Challenges I ran into
One of the biggest challenge I ran into was actually loading the data. I used pyTigerGraph, but there was no method or functionality available for directly loading data via the ddl REST endpoint. So, I had to engineer it myself. Using the Python requests library along with the TigerGraph Docs, I manage to figure out how to attach the appropriate headers and filenames to upload the data based on a given loading query. However, this only works if the loading script uses the
Define filename f=‘some/file’. This brings me to the biggest challenge I faced. The demos available in the TigerGraph ecosys are very different, and there is no common pattern between them.

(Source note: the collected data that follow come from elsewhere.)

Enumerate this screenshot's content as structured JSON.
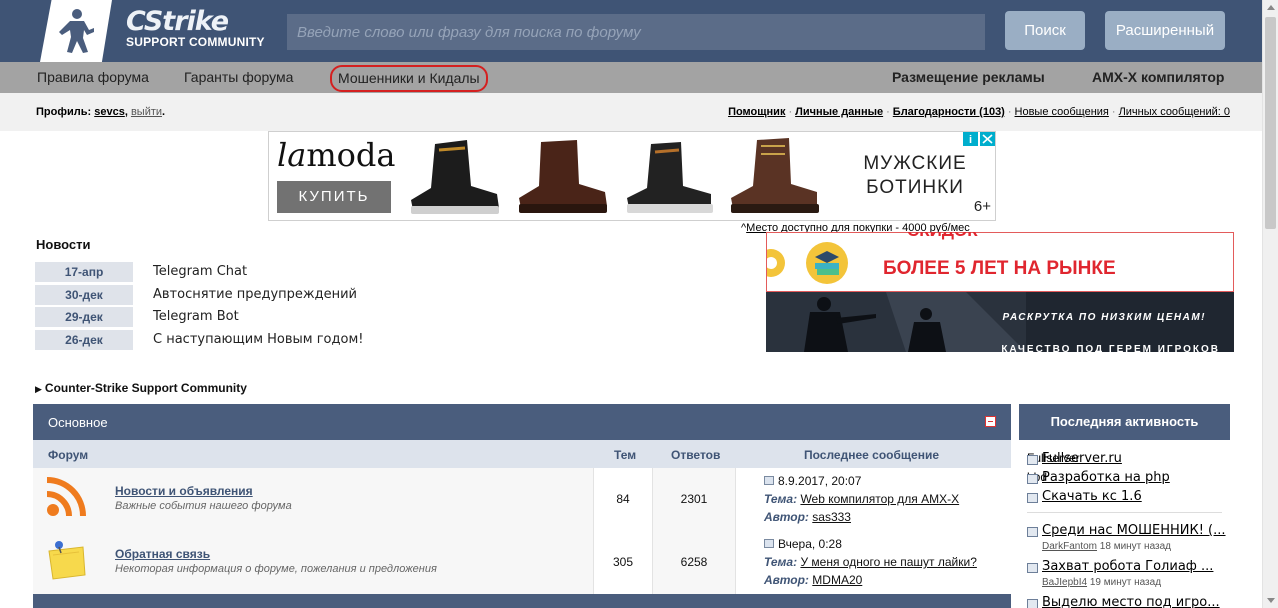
{
  "header": {
    "logo_line1": "CStrike",
    "logo_line2": "SUPPORT COMMUNITY",
    "search_placeholder": "Введите слово или фразу для поиска по форуму",
    "search_button": "Поиск",
    "advanced_button": "Расширенный"
  },
  "nav": {
    "items": [
      "Правила форума",
      "Гаранты форума",
      "Мошенники и Кидалы"
    ],
    "right_items": [
      "Размещение рекламы",
      "AMX-X компилятор"
    ]
  },
  "profile": {
    "label": "Профиль:",
    "username": "sevcs",
    "logout": "выйти",
    "links": [
      "Помощник",
      "Личные данные",
      "Благодарности (103)",
      "Новые сообщения",
      "Личных сообщений: 0"
    ]
  },
  "ad": {
    "brand_prefix": "la",
    "brand_suffix": "moda",
    "buy": "КУПИТЬ",
    "message_line1": "МУЖСКИЕ",
    "message_line2": "БОТИНКИ",
    "age": "6+",
    "note": "Место доступно для покупки - 4000 руб/мес"
  },
  "news": {
    "title": "Новости",
    "items": [
      {
        "date": "17-апр",
        "text": "Telegram Chat"
      },
      {
        "date": "30-дек",
        "text": "Автоснятие предупреждений"
      },
      {
        "date": "29-дек",
        "text": "Telegram Bot"
      },
      {
        "date": "26-дек",
        "text": "С наступающим Новым годом!"
      }
    ]
  },
  "banner": {
    "top_text": "БОЛЕЕ 5 ЛЕТ НА РЫНКЕ",
    "top_cut": "СКИДОК",
    "bottom_text": "РАСКРУТКА ПО НИЗКИМ ЦЕНАМ!",
    "bottom_cut": "КАЧЕСТВО ПОД ГЕРЕМ ИГРОКОВ"
  },
  "breadcrumb": "Counter-Strike Support Community",
  "forum": {
    "title": "Основное",
    "columns": {
      "forum": "Форум",
      "topics": "Тем",
      "replies": "Ответов",
      "last": "Последнее сообщение"
    },
    "rows": [
      {
        "name": "Новости и объявления",
        "desc": "Важные события нашего форума",
        "topics": "84",
        "replies": "2301",
        "last_date": "8.9.2017, 20:07",
        "theme_label": "Тема:",
        "theme": "Web компилятор для AMX-X",
        "author_label": "Автор:",
        "author": "sas333"
      },
      {
        "name": "Обратная связь",
        "desc": "Некоторая информация о форуме, пожелания и предложения",
        "topics": "305",
        "replies": "6258",
        "last_date": "Вчера, 0:28",
        "theme_label": "Тема:",
        "theme": "У меня одного не пашут лайки?",
        "author_label": "Автор:",
        "author": "MDMA20"
      }
    ]
  },
  "activity": {
    "title": "Последняя активность",
    "items": [
      {
        "title": "Fullserver.ru",
        "by": "Fullserver"
      },
      {
        "title": "Разработка на php",
        "by": "bbd"
      },
      {
        "title": "Скачать кс 1.6",
        "by": ""
      },
      {
        "title": "Среди нас МОШЕННИК! (...",
        "user": "DarkFantom",
        "time": "18 минут назад"
      },
      {
        "title": "Захват робота Голиаф ...",
        "user": "BaJIepbI4",
        "time": "19 минут назад"
      },
      {
        "title": "Выделю место под игро...",
        "user": "",
        "time": ""
      }
    ]
  },
  "colors": {
    "header_bg": "#3f5475",
    "nav_bg": "#a3a3a3",
    "accent_red": "#d42020",
    "forum_head": "#4a5d7d"
  }
}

Additionally, some of them just provide the graph tar file and not the scripts, which to my knowledge you can not upload by remotely accessing the server -if it is possible, I’d really like to know how (: But, for the demo loader that I had, it can be generalized to work on any demo (not just the one I included in the sample code) if all of the demo folders have the following:
- A README detailing what the demo is and how it works (not important for uploading, but important for giving information to the user
- A folder with all of the data files
- A bash .sh file listing all of the scripts needed to be run (in order)
- The loading jobs to all be of the format
Define filename f=‘some/file’. So, no scripts that load the file like this:
load f=‘some/file’ to …. In actuality, the loading files just need to be consistent, and either format works as long as it’s consistent. But, the first (define) format is much easier to work with.
Accomplishments that I'm proud of
My biggest accomplishment was figuring out the direct ddl load. When I first encountered that problem, I was fully expecting to rely on pyTigerGraph. But I was shocked to see that the functionality wasn’t even available. So, once I finally figured it out I felt really proud of myself for semi-inventing the functionality I was looking for.
What I learned
The main thing I learned was how to use Python widgets. These are tools I never even knew existed until I started working on this project. They are really handy for creating proof of concepts and showing potential workflows for products. Also, since it’s entirely coded in Python, I didn’t have to learn any new languages (just a new library).
What's next for Automatic Demo Loader
The next step for the Auto Demo Loader is to add additional functionalities available in Graph Studio. For example, we could add a query creator/editor, a schema editor (that runs schema-change jobs in the background), or even a 3D visualizer. I actually made a sample query editor (with the help of Jon Here) which you can view here. In essence, we could recreate Graph Studio, with potentially more functionality (thanks to the flexibility of Python) in a Jupyter notebook environment. This will especially help data scientists (one of TigerGraph’s biggest user groups) to get introduced to the basics of graphs and GSQL while in the comforting language of Python. It also helps automate the process, so there’s very little work needed on the side of the user (no need to find the demo, copy it/recreate it in Graph Studio, etc.) which will help in the transition to using graphs and GSQL. Additionally, I think it really helps reinforce that the graph database at the end of the day is a database, and Graph Studio is no the actual database but a visual representation that helps make the process easier. This is a concept that I struggled with when first introduced to TigerGraph, so hopefully seeing graphs in that new environment will help reinforce that idea.